Abstract

Urinary tract infection, disturbances in calcium metabolism, and vesico-renal reflux are the main causes of calculus formation in the efferent urinary ducts in paraplegics. Intermittent catheterisation should be an important measure in the early treatment of patients with spinal cord injury. A large number of cases of urinary infection and the resulting fatalities can be avoided when such therapy is correctly and skilfully carried out. During the illness, isotope-nephrography can play an important role in the determination of renal function. In Germany, the care and treatment of paraplegics is not yet as well organised as in the Anglo-Saxon countries, where the frequency of stone formation (kidney and bladder stones) in this group is about two per cent; we observed staghorn calculi in approximately eight per cent of our paraplegic patients. Of the 29 patients (23 paraplegics and six tetraplegics), all but one had received previous treatment elsewhere before being seen by us.
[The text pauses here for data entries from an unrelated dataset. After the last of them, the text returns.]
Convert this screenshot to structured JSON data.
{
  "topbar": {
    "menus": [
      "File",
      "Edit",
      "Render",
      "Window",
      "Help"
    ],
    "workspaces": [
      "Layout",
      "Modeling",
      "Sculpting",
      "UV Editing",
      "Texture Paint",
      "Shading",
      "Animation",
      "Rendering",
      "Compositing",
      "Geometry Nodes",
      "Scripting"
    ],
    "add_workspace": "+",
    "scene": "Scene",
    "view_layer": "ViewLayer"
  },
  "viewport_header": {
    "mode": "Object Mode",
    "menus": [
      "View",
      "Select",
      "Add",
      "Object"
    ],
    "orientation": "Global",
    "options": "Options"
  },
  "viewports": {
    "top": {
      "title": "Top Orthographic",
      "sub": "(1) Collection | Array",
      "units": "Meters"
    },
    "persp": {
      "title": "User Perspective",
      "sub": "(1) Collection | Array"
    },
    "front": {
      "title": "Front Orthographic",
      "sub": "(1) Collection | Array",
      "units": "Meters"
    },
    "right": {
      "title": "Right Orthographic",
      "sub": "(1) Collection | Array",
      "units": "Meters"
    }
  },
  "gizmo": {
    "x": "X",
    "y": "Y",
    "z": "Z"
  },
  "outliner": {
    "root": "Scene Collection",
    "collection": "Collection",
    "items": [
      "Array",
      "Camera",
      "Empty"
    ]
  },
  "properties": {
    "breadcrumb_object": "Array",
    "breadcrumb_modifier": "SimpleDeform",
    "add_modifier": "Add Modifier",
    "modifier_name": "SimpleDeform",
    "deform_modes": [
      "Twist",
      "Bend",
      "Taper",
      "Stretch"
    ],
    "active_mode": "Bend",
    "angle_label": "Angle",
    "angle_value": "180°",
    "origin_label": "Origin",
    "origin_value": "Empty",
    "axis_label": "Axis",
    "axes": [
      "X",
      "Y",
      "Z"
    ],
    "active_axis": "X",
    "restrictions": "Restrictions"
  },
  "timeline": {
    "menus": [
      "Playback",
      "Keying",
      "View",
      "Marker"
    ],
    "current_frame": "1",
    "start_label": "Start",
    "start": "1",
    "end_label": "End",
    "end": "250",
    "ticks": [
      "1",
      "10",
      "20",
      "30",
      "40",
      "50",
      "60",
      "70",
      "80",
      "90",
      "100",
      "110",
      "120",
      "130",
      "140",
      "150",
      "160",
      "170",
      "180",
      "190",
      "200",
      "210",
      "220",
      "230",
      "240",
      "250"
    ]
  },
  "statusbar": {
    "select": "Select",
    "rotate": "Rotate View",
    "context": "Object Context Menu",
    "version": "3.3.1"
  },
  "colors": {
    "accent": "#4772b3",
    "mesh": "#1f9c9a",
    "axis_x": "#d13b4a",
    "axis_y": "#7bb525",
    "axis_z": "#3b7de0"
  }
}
All patients referred to us arrived with a severe mixed infection of the urinary tract and B. proteus were isolated from all urine specimens. We do not feel that the surgical removal of staghorn calculi in paraplegics should be a main goal. On the contrary a staghorn calculus which does not obstruct renal flow and which is accompanied by a ‘controllable’ infection should be operated upon only under the most favourable conditions.